Find out more about the Instant Payments Regulation by reading our latest briefing.
DIGITAL OPERATIONAL RESILIENCE ACT
DORA applies to a wide range of financial entities regulated by the Central Bank of Ireland including payment service providers and e-money institutions.
- DORA addresses digital operational risk in the financial sector by introducing targeted rules on:
- Information and Communication Technology (ICT) risk management
- ICT-related incident management, classification and reporting
- Digital operational resilience testing
- Management of ICT third-party risk (including the introduction of an oversight framework for critical ICT third-party service providers)
- Information sharing arrangements.
CBI "Dear CEO" Letter
The "Dear CEO" letter from January 2023, issued by the Central Bank of Ireland, outlines several key supervisory findings and expectations for payment and e-money firms.
The Dear CEO Letter follows the December 2021 Dear CEO Letter to payment and e-money firms on its supervisory expectations. It also refers to the recent reference in the International Monetary Fund's (IMF) Technical Note on Oversight of Fintech in Ireland of the payment and e-money sector's growing importance within the broader fintech sector.
Safeguarding
Risk management frameworks to ensure that users' funds are appropriately identified, managed and protected. Safeguarding risk frameworks should include measures for segregation, designation and reconciliation of client balances.
An audit of compliance with the safeguarding requirements was required to be carried out by an audit firm and submitted to the Central Bank by 31 July 2023.
Governance, Risk Management, Conduct and Culture
Boards should consider their governance, risk management and internal control frameworks in addition to the composition (both number and skills) of their board and management teams.
Business Model, Strategy, and Financial resilience
Firms should have board-approved business strategies in place supported by robust financial projections. Firms must understand and meet their capital requirements. Strong internal controls must be in place that are subject to regular testing.
Operational Resilience
Firms should demonstrate readiness for and resilience to operational disruptions, including a required emphasis on IT risk management.

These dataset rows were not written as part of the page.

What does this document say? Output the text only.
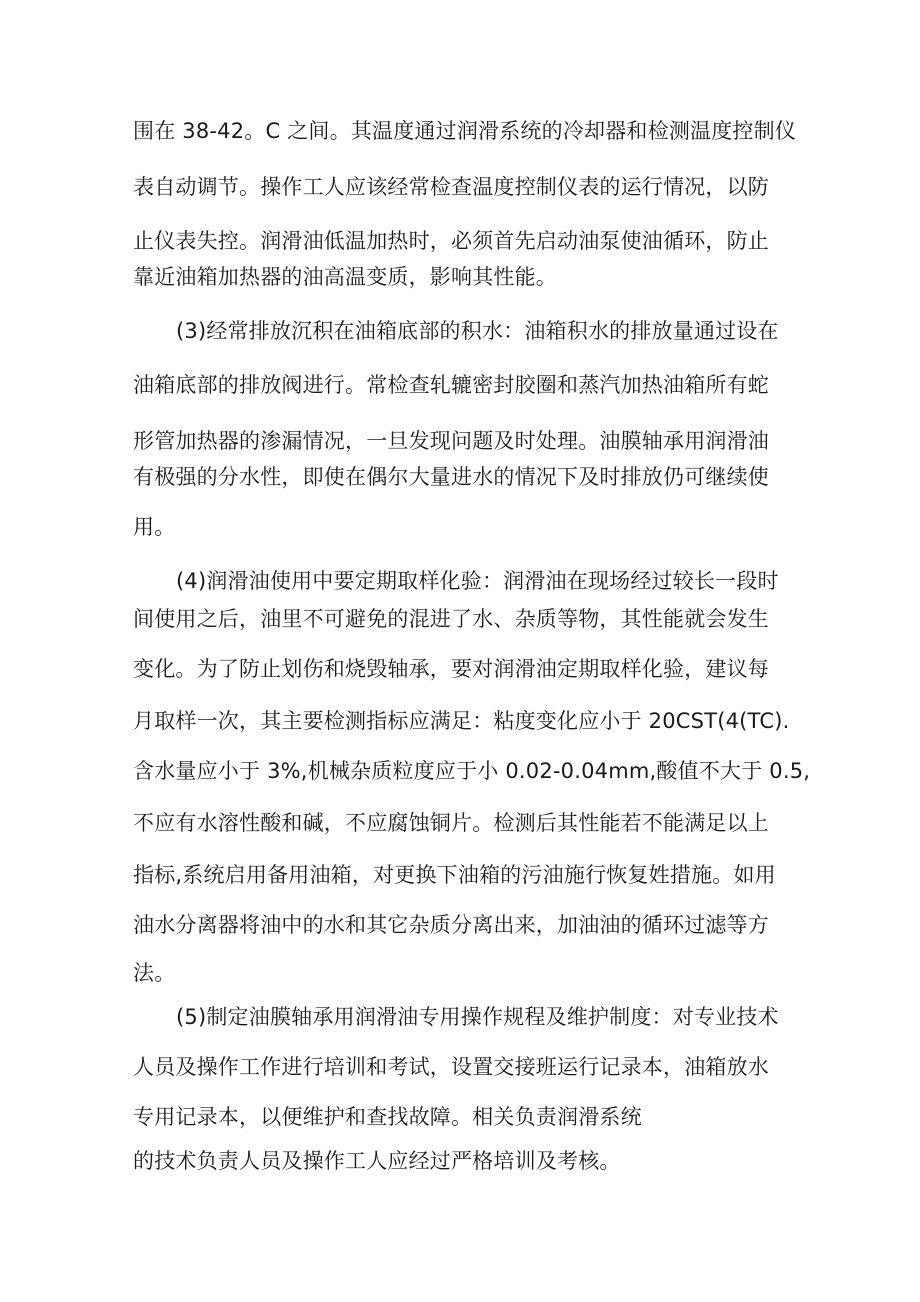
围在 38-42。C 之间。其温度通过润滑系统的冷却器和检测温度控制仪
表自动调节。操作工人应该经常检查温度控制仪表的运行情况，以防
止仪表失控。润滑油低温加热时，必须首先启动油泵使油循环，防止
靠近油箱加热器的油高温变质，影响其性能。
(3)经常排放沉积在油箱底部的积水：油箱积水的排放量通过设在
油箱底部的排放阀进行。常检查轧辘密封胶圈和蒸汽加热油箱所有蛇
形管加热器的渗漏情况，一旦发现问题及时处理。油膜轴承用润滑油
有极强的分水性，即使在偶尔大量进水的情况下及时排放仍可继续使
用。
(4)润滑油使用中要定期取样化验：润滑油在现场经过较长一段时
间使用之后，油里不可避免的混进了水、杂质等物，其性能就会发生
变化。为了防止划伤和烧毁轴承，要对润滑油定期取样化验，建议每
月取样一次，其主要检测指标应满足：粘度变化应小于 20CST(4(TC).
含水量应小于 3%,机械杂质粒度应于小 0.02-0.04mm,酸值不大于 0.5,
不应有水溶性酸和碱，不应腐蚀铜片。检测后其性能若不能满足以上
指标,系统启用备用油箱，对更换下油箱的污油施行恢复姓措施。如用
油水分离器将油中的水和其它杂质分离出来，加油油的循环过滤等方
法。
(5)制定油膜轴承用润滑油专用操作规程及维护制度：对专业技术
人员及操作工作进行培训和考试，设置交接班运行记录本，油箱放水
专用记录本，以便维护和查找故障。相关负责润滑系统
的技术负责人员及操作工人应经过严格培训及考核。
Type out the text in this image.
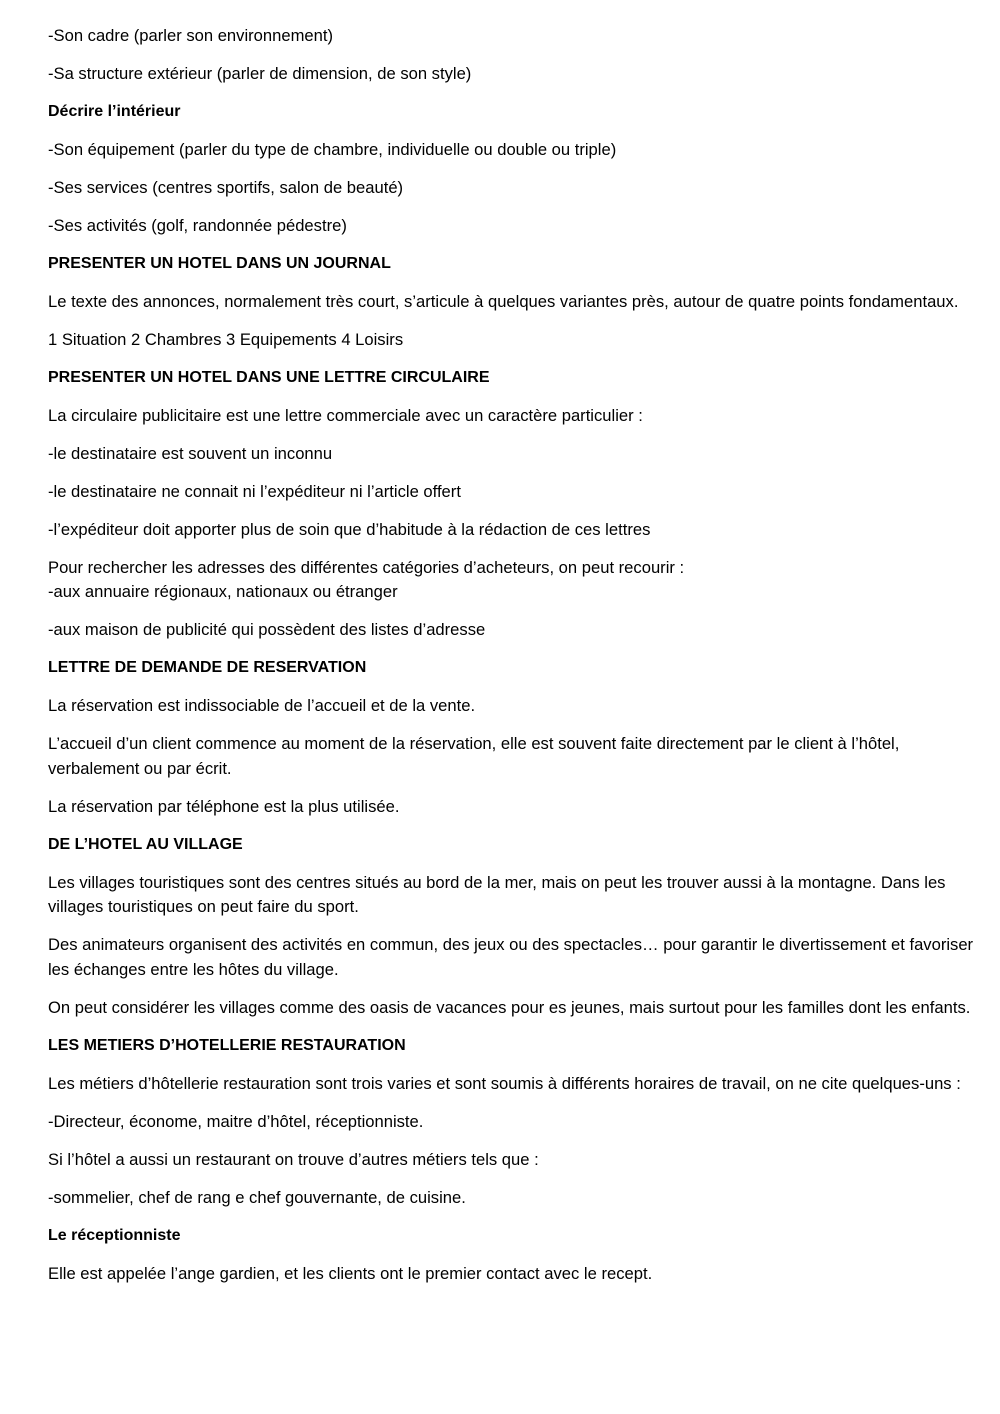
-Son cadre (parler son environnement)

-Sa structure extérieur (parler de dimension, de son style)

Décrire l’intérieur

-Son équipement (parler du type de chambre, individuelle ou double ou triple)

-Ses services (centres sportifs, salon de beauté)

-Ses activités (golf, randonnée pédestre)

PRESENTER UN HOTEL DANS UN JOURNAL

Le texte des annonces, normalement très court, s’articule à quelques variantes près, autour de quatre points fondamentaux.

1 Situation 2 Chambres 3 Equipements 4 Loisirs

PRESENTER UN HOTEL DANS UNE LETTRE CIRCULAIRE

La circulaire publicitaire est une lettre commerciale avec un caractère particulier :

-le destinataire est souvent un inconnu

-le destinataire ne connait ni l’expéditeur ni l’article offert

-l’expéditeur doit apporter plus de soin que d’habitude à la rédaction de ces lettres

Pour rechercher les adresses des différentes catégories d’acheteurs, on peut recourir :
-aux annuaire régionaux, nationaux ou étranger

-aux maison de publicité qui possèdent des listes d’adresse

LETTRE DE DEMANDE DE RESERVATION

La réservation est indissociable de l’accueil et de la vente.

L’accueil d’un client commence au moment de la réservation, elle est souvent faite directement par le client à l’hôtel, verbalement ou par écrit.

La réservation par téléphone est la plus utilisée.

DE L’HOTEL AU VILLAGE

Les villages touristiques sont des centres situés au bord de la mer, mais on peut les trouver aussi à la montagne. Dans les villages touristiques on peut faire du sport.

Des animateurs organisent des activités en commun, des jeux ou des spectacles… pour garantir le divertissement et favoriser les échanges entre les hôtes du village.

On peut considérer les villages comme des oasis de vacances pour es jeunes, mais surtout pour les familles dont les enfants.

LES METIERS D’HOTELLERIE RESTAURATION

Les métiers d’hôtellerie restauration sont trois varies et sont soumis à différents horaires de travail, on ne cite quelques-uns :

-Directeur, économe, maitre d’hôtel, réceptionniste.

Si l’hôtel a aussi un restaurant on trouve d’autres métiers tels que :

-sommelier, chef de rang e chef gouvernante, de cuisine.

Le réceptionniste

Elle est appelée l’ange gardien, et les clients ont le premier contact avec le recept.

Anti-Money Laundering and Countering Terrorist Financing
- Follow a risk-based approach.
- Firms must exercise adequate oversight (including appropriate assessment) of the agents and distributors.
- Simplified due diligence must only be carried out where appropriate and where the firm has conducted a risk assessment of each relationship.
This article contains a general summary of developments and is not a complete or definitive statement of the law. Specific legal advice should be obtained where appropriate.